Biographical sketch of Orville Sutherland Cox, continued

4 Over the Mountains

After leaving the Platte River, while traveling along the Sweet Water River, the company met General Kearney and his company of Battalion scouts with their illustrious prisoner, the great path-finder Freemont.

(When California was freed from Mexican rule, Freemont and his little band, who had helped to free it, were greatly rejoiced; and in their enthusiasm his followers proclaimed Freemont governor. General Kearney arrived and expected to be governor by right of his generalship. He was very angry and had Freemont arrested and sent to Washington.)

With Freemont’s guards were Sylvester Hulet, Elvira’s Uncle, and Amos Cox. They had traveled many weary months in an unknown, lonely country; and C. C. Rich’s company were also travel weary. To thus meet relatives and friends so unexpectedly was a joy unspeakable to both parties.

Now the battalion men heard from their families left in Iowa, for the first time in more than a year. And tears of joy and sorrow were freely mingled. A daughter of Amos had died. Sylvester’s wife had gone to New York where the Whitmer’s and her father and brothers lived; so he decided to return to the Rocky Mountains with the pioneers, and Kearney gave him his discharge. Amos Cox continued with the prisoner to Fort Leavenworth, where he received his honorable discharge, and then went to his weary waiting family in Iowa.

The pioneering company continued on westward. At Green River, near Bridger’s Station, they met pioneers who had reached Great Salt Lake Valley and made a start toward a new home; and were now returning to the camps in Iowa, with more definite knowledge and instructions to impart to those who were to come to the mountains next year. They told Rich’s company many things regarding the way that lay before them, and it was a great relief to know that they were nearing their destination.

From now on the mountains were on every side; frowning cliffs looked ready to fall on and crush the poor foot-sore travelers, for people raised on the plains are apt to have a shuddering of such sights. C. C. Rich’s artillery company rolled into the valley of the Great Salt Lake. They were only two or three days behind Jedediah M. Grant’s company of one hundred wagons.

Being expert in handling lumber, Cox was immediately sent into the canyon for logs. Houses must now be built. Among other timbers, he brought down a magnificent specimen of a pine for a “liberty Pole”, which he assisted in raising on Pioneer Square. It was the first pole to carry the stars and stripes in the city. One had been raised on Ensign Peak before. They wintered in Salt Lake Valley. There another son, Orville M., was born November 29, 1847.
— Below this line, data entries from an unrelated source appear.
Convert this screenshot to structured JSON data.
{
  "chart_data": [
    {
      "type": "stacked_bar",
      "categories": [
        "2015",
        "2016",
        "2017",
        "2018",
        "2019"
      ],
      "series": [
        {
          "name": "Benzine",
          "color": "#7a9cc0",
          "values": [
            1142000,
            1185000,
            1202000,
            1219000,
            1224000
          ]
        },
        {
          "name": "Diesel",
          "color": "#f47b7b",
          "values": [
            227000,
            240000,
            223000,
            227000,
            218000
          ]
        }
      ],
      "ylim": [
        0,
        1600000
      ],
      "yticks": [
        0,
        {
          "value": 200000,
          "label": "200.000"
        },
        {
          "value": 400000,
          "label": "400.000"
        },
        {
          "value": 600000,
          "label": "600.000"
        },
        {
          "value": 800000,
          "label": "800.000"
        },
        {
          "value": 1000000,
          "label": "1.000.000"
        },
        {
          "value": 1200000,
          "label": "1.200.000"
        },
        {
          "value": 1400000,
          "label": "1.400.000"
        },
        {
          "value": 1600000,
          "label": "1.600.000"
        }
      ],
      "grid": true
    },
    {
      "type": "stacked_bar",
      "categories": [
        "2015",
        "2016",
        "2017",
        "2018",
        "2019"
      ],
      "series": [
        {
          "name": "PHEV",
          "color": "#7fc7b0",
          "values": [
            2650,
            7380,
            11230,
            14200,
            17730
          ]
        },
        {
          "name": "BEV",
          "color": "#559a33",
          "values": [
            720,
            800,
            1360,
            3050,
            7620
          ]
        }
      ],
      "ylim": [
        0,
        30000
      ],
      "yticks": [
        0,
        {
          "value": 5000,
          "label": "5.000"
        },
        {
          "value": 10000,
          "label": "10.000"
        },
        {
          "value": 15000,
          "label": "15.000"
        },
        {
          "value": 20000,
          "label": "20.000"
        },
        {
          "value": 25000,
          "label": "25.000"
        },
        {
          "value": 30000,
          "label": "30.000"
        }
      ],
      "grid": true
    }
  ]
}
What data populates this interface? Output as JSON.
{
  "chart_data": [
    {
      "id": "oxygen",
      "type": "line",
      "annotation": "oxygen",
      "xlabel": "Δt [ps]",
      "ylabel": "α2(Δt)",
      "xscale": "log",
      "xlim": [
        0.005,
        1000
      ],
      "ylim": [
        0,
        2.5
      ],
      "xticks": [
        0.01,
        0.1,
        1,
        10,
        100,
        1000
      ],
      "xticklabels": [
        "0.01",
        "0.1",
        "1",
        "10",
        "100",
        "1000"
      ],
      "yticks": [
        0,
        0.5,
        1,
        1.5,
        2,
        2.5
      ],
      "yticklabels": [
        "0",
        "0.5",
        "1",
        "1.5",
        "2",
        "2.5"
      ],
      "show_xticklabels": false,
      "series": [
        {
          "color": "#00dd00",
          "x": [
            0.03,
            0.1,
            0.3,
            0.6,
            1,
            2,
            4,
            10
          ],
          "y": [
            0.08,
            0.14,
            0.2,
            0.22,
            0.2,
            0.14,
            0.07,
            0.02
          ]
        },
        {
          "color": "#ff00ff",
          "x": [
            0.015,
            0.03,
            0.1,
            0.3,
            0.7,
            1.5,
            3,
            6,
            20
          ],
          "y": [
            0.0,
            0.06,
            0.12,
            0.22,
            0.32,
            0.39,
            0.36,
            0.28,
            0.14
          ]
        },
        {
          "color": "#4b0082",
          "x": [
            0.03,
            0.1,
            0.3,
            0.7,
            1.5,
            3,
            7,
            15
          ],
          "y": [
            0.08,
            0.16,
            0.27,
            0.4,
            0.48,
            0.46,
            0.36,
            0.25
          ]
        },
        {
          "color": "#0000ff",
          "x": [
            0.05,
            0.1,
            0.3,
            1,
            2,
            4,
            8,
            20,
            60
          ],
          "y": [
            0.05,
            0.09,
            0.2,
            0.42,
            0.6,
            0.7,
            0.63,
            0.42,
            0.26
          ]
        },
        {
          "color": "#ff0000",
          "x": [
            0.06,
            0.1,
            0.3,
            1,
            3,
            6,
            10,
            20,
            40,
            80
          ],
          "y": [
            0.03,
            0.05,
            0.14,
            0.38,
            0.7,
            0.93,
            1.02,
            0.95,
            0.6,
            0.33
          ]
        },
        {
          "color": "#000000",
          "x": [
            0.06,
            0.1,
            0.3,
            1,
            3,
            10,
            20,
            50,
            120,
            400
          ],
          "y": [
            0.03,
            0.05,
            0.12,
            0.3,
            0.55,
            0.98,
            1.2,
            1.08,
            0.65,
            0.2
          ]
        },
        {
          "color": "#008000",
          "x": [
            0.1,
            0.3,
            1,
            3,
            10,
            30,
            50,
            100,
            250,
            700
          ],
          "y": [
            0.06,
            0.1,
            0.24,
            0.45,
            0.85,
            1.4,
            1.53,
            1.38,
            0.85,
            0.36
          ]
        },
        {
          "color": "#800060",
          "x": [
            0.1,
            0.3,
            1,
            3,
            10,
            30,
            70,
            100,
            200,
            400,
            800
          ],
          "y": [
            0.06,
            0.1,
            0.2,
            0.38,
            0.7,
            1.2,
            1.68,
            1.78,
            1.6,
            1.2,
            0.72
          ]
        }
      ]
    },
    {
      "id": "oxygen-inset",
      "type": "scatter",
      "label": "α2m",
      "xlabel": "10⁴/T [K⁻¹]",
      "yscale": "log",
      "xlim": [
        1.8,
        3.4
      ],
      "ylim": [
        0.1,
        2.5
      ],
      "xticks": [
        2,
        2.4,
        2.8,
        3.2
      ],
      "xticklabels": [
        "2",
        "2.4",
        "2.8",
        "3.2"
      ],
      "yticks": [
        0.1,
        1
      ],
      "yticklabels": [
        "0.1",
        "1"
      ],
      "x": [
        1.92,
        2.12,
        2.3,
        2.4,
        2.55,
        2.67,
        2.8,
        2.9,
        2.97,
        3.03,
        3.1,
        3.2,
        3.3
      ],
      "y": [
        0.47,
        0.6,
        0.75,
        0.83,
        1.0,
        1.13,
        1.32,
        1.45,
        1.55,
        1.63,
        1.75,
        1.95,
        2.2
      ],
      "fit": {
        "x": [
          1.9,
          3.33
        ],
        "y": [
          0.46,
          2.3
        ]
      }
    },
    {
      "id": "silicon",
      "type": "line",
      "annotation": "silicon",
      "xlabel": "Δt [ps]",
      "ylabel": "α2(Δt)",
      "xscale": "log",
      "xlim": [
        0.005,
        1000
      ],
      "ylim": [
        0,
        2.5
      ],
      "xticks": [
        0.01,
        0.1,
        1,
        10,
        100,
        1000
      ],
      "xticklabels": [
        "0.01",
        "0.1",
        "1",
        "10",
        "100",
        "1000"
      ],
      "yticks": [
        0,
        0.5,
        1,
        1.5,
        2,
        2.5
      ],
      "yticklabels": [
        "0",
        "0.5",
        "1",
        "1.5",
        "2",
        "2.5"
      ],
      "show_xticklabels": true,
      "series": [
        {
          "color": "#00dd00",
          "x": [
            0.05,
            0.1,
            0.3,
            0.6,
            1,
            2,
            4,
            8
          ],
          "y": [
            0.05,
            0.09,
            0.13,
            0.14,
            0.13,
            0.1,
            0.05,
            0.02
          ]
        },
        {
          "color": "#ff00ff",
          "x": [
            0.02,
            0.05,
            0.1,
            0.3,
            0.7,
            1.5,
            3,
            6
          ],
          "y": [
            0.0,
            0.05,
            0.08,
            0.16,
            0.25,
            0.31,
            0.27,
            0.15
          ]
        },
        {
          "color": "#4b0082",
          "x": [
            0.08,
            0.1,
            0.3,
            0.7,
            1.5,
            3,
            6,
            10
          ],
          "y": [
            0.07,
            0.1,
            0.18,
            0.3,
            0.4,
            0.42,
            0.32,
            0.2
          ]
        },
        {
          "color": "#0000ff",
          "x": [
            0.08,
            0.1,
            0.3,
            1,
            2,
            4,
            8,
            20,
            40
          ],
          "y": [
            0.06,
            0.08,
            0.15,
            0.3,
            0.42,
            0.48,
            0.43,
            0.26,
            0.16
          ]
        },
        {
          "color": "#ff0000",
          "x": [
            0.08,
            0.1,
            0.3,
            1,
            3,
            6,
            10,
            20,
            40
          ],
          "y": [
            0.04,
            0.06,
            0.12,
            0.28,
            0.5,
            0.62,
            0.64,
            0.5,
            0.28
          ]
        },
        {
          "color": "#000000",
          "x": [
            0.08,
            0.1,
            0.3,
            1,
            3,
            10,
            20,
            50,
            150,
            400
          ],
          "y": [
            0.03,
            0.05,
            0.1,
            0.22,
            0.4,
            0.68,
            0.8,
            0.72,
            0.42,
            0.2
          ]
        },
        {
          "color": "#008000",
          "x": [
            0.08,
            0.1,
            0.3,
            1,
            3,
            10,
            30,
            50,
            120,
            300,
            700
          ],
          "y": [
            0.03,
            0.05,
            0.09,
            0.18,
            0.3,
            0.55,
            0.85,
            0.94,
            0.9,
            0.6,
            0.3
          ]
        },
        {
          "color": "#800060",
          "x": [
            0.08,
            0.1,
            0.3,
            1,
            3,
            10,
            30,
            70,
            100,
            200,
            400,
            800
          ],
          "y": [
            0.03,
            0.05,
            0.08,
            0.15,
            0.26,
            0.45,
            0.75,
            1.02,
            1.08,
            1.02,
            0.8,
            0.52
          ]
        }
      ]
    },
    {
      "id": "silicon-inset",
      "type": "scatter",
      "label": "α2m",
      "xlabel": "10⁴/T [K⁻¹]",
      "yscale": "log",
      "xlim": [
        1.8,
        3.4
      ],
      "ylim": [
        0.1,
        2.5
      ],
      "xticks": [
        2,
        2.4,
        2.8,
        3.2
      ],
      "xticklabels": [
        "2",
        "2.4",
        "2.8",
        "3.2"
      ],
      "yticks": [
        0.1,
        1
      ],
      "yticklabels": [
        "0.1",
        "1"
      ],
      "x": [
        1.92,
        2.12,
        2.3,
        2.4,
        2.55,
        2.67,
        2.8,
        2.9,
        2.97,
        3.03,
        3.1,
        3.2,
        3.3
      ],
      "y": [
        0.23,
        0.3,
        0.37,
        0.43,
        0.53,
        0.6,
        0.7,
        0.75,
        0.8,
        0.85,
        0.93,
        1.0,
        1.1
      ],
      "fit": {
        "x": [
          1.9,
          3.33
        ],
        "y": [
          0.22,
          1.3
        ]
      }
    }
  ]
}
Very early in the spring of 1848 father moved from the Adobe Fort with his wife and three children and began farming in Sessionsville, now Bountiful.

[Bountiful is considered the second community to be settled by Latter-day Saints in Utah. It was Perrigrine Sessions, a hardy member of the vanguard pioneer group, who set out three days after arriving in the Salt Lake Valley to explore the land northward.

He was looking for grassy areas where cattle could safely graze out of distance of gardens in the Salt Lake Valley. He and his family lived out of a wagon that first winter to become the first setlers. Other settlers soon followed.]
From Church News, July 29, 2006, p 10

Orville was the first bishop of the ward. There they had the famous experience with the crickets. He devised the broad paddles, as well as the oft mentioned methods, to try to exterminate them, and then came the gulls. He raised a crop in ’48 and ’49 there; also he dug the first well in Bountiful, and struck water so suddenly as to be almost drowned by it before he could be hauled up. In the fall of ’49 he was called to go with “Father” Morley’s company to colonize the valley of the Sanpitch.